Republican businessman Bill Lee raised $1.3 million at his first major fundraising event Tuesday for his campaign for governor.
The event was held at singer Michael W. Smith’s barn in Franklin, according to a campaign press release.
“We are extremely grateful to the voters in Tennessee who are inspired by Bill’s leadership and vision and are feeling compelled to invest in him,” said Stuart McWhorter, Lee’s campaign finance chairman.“We know that Bill’s message is resonating with people across Tennessee, and this is just the beginning of our efforts. I am excited to see what lies ahead for this campaign.”
The Lee campaign also announced that Anna McDonald has joined the campaign as finance director. McDonald is a former finance director for the Tennessee Republican Party.
With no prior experience in elected office, Lee has been dogged about getting his name out, meeting people and speaking on the issues. After officially declaring his candidacy April 24, he immediately began touring the state in his campaign RV. He was one of four announced and likely candidates who appeared at a Rutherford County GOP event May 25. A devout Christian who admires former president Ronald Reagan, Lee is casting himself as a conservative outsider.
Lee, 57, is chairman of the Lee Company, a large construction, facilities and home services company that operates across Middle Tennessee, northern Alabama and southern Kentucky. He also is a cattle farmer. A product of Williamson County Schools, he attended Auburn University, where he studied mechanical engineering.
He has served on various community and Christian ministry boards and is currently president of Tennesseans for Economic Growth and sits on the board of trustees for Belmont University. He is a former member of the Tennessee Higher Education Commission.
Lee’s focus areas for his campaign are jobs, education and safe neighborhoods.
On one of the defining issue of the race for grassroots conservatives, repeal of the gas tax increase, Lee has stated it is “water under the bridge.”
Businessman Randy Boyd and State Sen. Mae Beavers (R-Mt. Juliet) have also officially declared their intent to run for the Republican nomination in the 2018 race. Other possible candidates include House Speaker Beth Harwell (R-Nashville), Congresswoman Diane Black and State Sen. Mark Norris (R-Collierville).

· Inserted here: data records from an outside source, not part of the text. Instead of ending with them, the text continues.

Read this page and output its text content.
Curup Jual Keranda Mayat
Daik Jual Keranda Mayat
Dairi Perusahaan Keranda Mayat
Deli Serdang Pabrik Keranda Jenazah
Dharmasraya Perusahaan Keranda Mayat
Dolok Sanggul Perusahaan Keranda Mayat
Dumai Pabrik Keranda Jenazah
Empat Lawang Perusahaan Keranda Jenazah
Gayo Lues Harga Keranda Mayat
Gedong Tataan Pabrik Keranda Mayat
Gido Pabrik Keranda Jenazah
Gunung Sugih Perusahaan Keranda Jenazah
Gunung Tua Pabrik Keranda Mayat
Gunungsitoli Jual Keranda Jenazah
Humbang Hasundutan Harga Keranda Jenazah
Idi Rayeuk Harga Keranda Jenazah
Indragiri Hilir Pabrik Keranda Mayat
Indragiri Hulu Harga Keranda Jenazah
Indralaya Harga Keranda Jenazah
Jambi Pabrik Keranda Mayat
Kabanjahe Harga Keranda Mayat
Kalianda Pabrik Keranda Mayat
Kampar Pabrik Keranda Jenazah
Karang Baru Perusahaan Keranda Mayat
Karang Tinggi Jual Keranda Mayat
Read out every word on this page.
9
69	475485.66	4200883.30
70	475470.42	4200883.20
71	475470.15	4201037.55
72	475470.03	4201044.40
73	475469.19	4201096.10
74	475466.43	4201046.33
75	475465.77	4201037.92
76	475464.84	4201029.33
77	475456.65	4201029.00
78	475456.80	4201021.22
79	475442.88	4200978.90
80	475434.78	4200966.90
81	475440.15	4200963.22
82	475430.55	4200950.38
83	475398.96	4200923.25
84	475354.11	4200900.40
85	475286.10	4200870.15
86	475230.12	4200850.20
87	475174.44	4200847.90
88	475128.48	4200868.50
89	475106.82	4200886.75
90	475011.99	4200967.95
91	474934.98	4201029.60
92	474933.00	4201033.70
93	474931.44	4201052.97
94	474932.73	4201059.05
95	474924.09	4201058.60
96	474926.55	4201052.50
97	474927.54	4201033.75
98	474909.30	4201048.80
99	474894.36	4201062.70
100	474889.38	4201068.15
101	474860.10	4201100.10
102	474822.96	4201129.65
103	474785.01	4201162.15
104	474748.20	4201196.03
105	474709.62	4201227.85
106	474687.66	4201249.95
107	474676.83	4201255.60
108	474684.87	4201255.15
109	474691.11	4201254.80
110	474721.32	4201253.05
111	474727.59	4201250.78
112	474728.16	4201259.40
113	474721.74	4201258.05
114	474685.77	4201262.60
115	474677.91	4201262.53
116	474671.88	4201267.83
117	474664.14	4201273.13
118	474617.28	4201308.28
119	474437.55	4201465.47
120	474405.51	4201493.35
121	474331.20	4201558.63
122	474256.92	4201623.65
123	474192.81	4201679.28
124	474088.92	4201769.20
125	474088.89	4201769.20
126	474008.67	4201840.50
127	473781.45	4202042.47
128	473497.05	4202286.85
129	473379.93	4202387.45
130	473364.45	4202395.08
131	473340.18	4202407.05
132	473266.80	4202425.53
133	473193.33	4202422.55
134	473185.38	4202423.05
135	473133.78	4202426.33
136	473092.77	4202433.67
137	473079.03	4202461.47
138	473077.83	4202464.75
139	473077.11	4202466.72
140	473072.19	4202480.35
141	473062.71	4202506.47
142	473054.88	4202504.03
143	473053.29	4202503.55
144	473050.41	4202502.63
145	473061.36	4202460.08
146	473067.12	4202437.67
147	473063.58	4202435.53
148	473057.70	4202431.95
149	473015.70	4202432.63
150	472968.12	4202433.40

A new poll released by The Tennessee Star shows that none of the announced and likely candidates has more than 10 percent support among likely Republican primary voters. Lee polled at 4.1 percent. Given the poll’s 3.1 percent margin of error, he is statistically tied with all the other announced or expected candidate, with the exception of Norris, who is just below the other candidates.
Sixty percent of likely Republican primary voters are still undecided, which means the race is wide open.
Former Nashville Mayor Karl Dean is running for the Democratic ticket. State House Minority Leader Craig Fitzhugh (D-Ripley) is also expected to join the race.